Posto de Combustível / Imagem Gazeta



 A instabilidade no Oriente Médio deixou de ser apenas uma notícia distante para se tornar uma preocupação real nos postos de combustíveis de Pernambuco. O acirramento das tensões entre Irã e Estados Unidos atingiu em cheio o preço do barril de petróleo, e o reflexo em solo pernambucano foi imediato.

Diferente de outras regiões do Brasil, o Nordeste possui uma dependência menor da Petrobras. Cerca de 60% a 65% do nosso combustível vem de importadoras ou de refinarias privadas, como a Acelen (Refinaria de Mataripe, na Bahia). Como essas empresas seguem estritamente os preços internacionais, qualquer variação no mercado global chega às bombas em questão de dias.
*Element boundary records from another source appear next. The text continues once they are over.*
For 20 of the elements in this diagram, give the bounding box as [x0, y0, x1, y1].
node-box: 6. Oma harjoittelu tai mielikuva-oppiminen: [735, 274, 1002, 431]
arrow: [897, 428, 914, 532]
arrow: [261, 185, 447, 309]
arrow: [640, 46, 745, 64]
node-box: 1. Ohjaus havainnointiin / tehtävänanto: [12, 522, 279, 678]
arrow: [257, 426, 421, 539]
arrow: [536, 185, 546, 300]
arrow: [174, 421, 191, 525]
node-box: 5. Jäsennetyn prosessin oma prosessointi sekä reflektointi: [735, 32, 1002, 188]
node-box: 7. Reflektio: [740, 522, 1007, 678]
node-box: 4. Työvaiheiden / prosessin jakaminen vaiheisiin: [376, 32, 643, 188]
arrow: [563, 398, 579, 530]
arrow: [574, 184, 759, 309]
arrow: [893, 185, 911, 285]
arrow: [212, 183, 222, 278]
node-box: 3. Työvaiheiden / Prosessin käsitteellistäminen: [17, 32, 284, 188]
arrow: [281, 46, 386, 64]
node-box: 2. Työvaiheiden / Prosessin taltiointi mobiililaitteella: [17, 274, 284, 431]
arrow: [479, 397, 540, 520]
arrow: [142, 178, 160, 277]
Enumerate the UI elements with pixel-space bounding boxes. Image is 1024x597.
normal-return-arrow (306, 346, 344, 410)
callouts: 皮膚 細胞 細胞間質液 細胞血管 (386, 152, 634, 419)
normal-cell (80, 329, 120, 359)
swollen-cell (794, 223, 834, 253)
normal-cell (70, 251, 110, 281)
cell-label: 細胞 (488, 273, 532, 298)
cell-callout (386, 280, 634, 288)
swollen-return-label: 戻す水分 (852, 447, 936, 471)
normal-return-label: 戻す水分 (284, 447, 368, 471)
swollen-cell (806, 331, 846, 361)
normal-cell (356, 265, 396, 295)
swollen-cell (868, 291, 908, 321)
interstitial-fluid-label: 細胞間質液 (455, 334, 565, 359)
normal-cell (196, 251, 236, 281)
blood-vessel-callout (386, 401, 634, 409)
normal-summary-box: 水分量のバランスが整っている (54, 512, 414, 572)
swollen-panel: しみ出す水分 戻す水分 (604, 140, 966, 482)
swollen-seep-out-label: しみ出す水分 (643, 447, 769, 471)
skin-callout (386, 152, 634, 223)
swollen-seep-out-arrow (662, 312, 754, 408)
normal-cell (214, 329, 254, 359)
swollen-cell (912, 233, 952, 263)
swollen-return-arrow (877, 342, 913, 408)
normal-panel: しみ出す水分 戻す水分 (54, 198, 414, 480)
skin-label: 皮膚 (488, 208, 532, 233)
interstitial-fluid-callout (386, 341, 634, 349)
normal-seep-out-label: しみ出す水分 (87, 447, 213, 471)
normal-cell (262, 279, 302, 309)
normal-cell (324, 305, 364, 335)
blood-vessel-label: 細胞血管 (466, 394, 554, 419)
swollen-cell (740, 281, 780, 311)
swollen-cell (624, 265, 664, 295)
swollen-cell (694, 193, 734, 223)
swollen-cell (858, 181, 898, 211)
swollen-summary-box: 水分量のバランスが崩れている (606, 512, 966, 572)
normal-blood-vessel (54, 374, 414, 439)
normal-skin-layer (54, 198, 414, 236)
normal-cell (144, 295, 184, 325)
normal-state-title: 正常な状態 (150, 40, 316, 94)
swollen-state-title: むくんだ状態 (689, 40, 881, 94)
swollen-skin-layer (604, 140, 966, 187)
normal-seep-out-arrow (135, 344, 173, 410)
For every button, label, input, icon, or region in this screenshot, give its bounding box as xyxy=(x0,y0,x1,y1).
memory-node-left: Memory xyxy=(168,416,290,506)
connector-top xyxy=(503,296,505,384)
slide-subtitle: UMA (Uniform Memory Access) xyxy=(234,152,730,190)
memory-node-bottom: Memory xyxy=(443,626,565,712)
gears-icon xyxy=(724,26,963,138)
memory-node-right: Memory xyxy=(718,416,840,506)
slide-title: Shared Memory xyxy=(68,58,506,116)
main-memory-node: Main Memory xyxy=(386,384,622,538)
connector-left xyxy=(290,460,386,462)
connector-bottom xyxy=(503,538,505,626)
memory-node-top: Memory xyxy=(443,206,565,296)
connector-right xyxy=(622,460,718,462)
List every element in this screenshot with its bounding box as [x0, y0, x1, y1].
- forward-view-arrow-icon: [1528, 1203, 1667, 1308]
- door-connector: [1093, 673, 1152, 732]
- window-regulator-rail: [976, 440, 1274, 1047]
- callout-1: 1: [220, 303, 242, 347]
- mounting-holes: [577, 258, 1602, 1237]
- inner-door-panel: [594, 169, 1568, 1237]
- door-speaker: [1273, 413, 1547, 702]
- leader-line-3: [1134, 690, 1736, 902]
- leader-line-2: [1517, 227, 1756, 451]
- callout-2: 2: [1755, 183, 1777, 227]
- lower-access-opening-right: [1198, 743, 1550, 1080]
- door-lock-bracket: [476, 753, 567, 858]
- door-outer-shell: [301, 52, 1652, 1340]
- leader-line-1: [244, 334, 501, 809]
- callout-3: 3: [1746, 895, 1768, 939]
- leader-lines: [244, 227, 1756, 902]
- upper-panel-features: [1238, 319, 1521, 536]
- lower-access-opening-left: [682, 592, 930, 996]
No Recife e Região Metropolitana, os motoristas já encontram preços que desafiam o orçamento: Gasolina Comum: Flutuando entre 7.45 a 7,49.
 Diesel: Variando entre 6.79 a 7,19.
  • O problema não para no tanque do carro. Segundo economistas, Pernambuco é um estado extremamente dependente do transporte rodoviário para sua logística. Isso significa que, quando o diesel sobe, o frete dos alimentos e produtos comerciais também fica mais caro.